Testing, Testing

Kathy Sawyer has an article in the WaPo today about the fundamental problem with the shuttle (though one would think from the title of the piece–“Panel Decries View of Spaceflight as Routine”–that it’s one intrinsic to spaceflight itself).

The Shuttle has always been a development program, and many of us thought it absurd back in 1982 when it was declared “operational” by President Reagan in a ceremony at Edwards (which I attended). As the article points out, the Shuttle has had fewer total flights than an aircraft undergoing certification.

While I agree that as long as NASA continues to fly the Shuttle, they should do it in much more of an R&D mode, I fear that such criticism will make it harder to persuade people that space transports don’t have to be like the Shuttle.

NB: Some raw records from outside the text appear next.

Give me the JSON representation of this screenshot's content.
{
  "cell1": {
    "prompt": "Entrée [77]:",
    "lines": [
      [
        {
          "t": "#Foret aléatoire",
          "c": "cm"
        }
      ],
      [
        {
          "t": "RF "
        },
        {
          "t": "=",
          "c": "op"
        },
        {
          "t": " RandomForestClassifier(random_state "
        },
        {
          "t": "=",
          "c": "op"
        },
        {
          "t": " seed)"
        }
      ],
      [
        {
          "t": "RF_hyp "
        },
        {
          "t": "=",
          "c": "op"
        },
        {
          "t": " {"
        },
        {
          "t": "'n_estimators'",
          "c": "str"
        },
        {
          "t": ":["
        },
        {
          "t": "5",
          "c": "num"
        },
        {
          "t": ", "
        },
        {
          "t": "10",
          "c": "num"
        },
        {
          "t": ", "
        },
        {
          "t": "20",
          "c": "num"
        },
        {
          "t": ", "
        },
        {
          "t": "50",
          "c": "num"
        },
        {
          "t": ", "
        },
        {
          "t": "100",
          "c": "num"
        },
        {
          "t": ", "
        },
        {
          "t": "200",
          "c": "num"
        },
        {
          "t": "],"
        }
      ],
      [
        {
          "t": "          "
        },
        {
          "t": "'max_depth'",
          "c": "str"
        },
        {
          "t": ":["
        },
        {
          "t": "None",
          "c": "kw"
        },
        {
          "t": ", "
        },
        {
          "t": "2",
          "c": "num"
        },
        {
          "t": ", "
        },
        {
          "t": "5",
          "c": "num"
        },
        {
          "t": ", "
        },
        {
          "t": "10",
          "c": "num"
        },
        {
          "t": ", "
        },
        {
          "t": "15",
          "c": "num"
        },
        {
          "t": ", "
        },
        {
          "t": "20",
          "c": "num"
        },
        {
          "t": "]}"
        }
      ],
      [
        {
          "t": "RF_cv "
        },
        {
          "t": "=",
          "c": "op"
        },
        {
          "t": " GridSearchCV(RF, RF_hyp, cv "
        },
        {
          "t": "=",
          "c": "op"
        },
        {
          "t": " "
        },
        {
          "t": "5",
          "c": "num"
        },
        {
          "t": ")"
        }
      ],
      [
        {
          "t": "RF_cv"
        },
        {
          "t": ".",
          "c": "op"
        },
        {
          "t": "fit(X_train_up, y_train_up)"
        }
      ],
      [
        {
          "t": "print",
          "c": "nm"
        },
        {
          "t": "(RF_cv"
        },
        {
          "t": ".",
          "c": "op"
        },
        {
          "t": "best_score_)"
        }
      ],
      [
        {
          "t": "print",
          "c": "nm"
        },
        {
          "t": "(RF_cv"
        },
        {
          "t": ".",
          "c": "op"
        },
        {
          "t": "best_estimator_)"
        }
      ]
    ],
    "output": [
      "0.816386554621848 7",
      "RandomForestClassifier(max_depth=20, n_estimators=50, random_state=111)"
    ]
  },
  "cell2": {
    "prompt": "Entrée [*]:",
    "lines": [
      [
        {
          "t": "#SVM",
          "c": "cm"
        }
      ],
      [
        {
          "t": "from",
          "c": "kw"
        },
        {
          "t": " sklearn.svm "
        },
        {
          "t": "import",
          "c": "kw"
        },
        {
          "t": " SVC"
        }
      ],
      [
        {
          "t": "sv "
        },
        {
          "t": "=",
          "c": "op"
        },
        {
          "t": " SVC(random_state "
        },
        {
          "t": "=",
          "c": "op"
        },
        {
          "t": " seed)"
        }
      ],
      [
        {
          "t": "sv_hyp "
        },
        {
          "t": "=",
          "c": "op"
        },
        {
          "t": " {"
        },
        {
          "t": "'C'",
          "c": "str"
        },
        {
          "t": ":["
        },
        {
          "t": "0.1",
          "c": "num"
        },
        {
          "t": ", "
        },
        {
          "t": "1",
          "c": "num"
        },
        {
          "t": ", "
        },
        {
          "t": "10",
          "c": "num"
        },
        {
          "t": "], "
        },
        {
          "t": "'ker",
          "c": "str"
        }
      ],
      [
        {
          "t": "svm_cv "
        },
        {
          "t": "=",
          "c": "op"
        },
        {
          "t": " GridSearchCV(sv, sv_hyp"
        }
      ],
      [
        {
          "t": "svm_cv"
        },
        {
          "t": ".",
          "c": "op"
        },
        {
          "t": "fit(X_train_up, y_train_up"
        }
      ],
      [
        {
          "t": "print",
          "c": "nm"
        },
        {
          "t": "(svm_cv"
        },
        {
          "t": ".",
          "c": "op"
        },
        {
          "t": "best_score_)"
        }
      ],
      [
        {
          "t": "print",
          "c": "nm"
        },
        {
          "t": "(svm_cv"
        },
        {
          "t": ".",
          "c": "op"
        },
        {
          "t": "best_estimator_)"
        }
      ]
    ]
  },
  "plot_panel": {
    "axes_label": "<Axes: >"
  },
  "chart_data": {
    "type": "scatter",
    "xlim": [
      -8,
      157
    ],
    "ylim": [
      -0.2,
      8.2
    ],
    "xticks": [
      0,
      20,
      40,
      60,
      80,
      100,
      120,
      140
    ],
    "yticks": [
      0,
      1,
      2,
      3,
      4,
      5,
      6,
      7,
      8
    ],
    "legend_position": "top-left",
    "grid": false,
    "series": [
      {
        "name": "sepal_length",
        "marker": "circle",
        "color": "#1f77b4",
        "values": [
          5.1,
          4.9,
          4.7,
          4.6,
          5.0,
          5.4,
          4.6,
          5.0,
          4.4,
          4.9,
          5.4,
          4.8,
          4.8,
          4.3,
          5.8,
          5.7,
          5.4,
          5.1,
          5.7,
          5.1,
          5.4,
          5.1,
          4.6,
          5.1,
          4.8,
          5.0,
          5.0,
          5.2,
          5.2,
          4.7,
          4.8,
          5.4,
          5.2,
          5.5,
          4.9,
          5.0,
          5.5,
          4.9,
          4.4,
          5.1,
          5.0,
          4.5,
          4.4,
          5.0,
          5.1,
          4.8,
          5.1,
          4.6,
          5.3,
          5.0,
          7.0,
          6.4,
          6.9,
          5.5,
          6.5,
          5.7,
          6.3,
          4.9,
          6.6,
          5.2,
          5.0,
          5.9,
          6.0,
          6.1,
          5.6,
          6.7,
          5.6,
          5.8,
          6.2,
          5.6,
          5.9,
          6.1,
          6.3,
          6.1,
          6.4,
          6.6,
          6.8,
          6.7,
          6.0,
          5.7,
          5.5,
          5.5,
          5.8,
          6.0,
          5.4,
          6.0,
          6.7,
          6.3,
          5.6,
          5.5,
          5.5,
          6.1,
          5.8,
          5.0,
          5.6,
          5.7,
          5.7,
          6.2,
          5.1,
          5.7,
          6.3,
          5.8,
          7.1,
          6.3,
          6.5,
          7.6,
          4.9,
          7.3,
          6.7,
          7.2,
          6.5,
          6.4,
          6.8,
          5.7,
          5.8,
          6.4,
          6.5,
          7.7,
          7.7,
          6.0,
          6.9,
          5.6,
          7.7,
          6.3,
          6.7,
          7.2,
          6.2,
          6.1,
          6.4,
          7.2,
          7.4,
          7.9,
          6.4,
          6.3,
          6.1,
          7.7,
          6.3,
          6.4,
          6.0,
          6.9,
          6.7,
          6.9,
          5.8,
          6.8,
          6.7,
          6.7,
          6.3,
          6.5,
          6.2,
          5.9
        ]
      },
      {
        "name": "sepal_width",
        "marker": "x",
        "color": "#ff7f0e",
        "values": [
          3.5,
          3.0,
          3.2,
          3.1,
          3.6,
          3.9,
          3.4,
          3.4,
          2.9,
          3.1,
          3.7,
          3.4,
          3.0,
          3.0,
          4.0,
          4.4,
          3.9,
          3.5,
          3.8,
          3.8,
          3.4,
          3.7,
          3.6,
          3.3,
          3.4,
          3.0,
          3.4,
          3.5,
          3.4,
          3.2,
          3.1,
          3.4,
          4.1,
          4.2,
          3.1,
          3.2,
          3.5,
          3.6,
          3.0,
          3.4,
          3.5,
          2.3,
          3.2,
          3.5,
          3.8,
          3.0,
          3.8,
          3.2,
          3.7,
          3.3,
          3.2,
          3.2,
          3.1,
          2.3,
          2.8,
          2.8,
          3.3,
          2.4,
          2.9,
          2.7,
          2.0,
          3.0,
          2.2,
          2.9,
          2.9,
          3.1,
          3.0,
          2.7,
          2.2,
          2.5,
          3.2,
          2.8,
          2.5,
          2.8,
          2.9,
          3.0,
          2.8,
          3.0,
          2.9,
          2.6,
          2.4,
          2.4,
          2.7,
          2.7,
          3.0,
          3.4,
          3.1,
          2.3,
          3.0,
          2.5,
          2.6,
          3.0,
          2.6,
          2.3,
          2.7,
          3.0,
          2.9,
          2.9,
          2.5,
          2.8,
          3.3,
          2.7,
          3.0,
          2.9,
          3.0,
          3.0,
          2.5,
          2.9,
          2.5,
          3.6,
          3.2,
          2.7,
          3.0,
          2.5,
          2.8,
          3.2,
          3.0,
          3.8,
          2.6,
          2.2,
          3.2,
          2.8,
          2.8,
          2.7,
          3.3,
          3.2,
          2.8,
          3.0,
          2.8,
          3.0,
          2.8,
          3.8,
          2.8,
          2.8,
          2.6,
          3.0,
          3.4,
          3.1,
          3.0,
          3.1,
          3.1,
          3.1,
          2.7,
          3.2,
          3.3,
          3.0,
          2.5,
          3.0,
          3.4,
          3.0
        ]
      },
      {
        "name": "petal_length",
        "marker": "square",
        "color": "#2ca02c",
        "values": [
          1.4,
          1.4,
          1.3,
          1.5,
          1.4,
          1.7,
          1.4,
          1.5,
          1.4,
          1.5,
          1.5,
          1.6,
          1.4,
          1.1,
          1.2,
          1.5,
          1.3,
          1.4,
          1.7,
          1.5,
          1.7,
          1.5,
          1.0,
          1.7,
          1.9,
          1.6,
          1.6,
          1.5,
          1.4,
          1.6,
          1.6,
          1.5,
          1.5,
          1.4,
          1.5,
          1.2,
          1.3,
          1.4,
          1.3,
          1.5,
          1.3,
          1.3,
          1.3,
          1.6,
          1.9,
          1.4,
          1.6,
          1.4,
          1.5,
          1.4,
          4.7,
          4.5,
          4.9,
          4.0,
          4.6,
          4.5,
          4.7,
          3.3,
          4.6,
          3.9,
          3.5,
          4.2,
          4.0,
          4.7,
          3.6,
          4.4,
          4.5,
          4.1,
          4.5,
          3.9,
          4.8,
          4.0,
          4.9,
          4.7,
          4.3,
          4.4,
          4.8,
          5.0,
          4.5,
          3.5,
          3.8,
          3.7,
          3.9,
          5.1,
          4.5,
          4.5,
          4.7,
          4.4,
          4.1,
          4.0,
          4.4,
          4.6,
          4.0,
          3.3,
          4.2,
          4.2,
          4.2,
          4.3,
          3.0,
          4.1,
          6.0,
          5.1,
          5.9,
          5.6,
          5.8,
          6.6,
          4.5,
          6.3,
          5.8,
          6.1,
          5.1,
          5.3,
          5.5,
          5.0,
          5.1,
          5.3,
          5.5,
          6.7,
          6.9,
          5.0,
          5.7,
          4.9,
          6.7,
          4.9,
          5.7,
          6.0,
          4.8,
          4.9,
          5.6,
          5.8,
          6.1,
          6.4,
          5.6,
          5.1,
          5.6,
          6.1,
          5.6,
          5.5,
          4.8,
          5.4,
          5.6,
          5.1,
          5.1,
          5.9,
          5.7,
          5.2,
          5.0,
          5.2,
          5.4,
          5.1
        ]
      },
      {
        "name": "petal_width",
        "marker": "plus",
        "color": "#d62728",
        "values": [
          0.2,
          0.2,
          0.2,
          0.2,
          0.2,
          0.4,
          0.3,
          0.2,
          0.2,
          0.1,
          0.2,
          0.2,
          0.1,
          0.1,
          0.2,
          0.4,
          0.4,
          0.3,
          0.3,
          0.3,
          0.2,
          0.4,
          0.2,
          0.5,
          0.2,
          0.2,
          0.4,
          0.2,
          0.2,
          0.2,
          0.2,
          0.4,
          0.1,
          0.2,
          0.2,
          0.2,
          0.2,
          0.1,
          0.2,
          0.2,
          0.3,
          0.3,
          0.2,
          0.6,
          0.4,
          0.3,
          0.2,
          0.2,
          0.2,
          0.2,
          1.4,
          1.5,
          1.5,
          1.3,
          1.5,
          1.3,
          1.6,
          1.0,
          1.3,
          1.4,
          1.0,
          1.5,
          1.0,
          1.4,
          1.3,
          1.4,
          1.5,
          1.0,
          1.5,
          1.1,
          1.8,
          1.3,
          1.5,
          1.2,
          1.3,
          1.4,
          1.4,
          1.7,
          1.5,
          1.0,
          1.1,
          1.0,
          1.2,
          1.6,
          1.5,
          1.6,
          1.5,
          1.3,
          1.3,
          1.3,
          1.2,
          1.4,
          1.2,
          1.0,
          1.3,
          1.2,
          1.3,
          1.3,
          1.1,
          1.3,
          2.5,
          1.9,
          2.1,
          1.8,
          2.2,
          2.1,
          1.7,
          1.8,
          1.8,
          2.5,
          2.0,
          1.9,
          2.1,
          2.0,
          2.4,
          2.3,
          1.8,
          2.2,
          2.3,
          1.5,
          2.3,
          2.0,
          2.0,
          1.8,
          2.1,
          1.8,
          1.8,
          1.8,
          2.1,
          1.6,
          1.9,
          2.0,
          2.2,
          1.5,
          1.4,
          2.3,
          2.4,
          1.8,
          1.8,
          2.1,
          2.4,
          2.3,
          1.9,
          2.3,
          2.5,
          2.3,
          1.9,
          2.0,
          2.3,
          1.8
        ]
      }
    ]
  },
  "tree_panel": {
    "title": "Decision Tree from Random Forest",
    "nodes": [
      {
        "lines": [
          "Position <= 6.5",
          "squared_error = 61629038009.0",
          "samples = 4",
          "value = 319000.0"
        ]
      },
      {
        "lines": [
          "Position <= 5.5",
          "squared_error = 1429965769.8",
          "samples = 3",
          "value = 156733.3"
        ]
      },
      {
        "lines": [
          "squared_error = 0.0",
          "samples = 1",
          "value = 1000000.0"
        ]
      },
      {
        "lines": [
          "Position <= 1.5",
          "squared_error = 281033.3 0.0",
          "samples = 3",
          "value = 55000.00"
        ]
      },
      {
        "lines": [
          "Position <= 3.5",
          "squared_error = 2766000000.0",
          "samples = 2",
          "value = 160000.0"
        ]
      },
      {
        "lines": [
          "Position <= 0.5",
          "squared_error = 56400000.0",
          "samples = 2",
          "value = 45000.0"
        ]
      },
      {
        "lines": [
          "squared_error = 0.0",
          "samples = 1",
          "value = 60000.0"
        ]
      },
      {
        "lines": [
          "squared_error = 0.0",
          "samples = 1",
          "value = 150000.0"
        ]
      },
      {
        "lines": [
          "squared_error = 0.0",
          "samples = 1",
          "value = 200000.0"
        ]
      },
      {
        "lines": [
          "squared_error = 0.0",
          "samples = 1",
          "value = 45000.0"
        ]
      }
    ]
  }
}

The Shuttle was doomed to remain a vehicle forever in development back when it was being…well…developed, back in the 1970s. Once the fatal compromises of SRBs and non-flyback boosters, and aluminum skin and tiles, among others, were made, there was little hope of getting the low costs and fast turnaround necessary to get the high flight rates needed not only to prove out the concept, but to reduce per-flight costs.

To save a few billion dollars in that decade, we have since spent many billions in increased operations costs and lost vehicles, not to mention the tragedy of our myopically limited space program, relative to the much more vibrant one we might have had with a more robust low-cost design.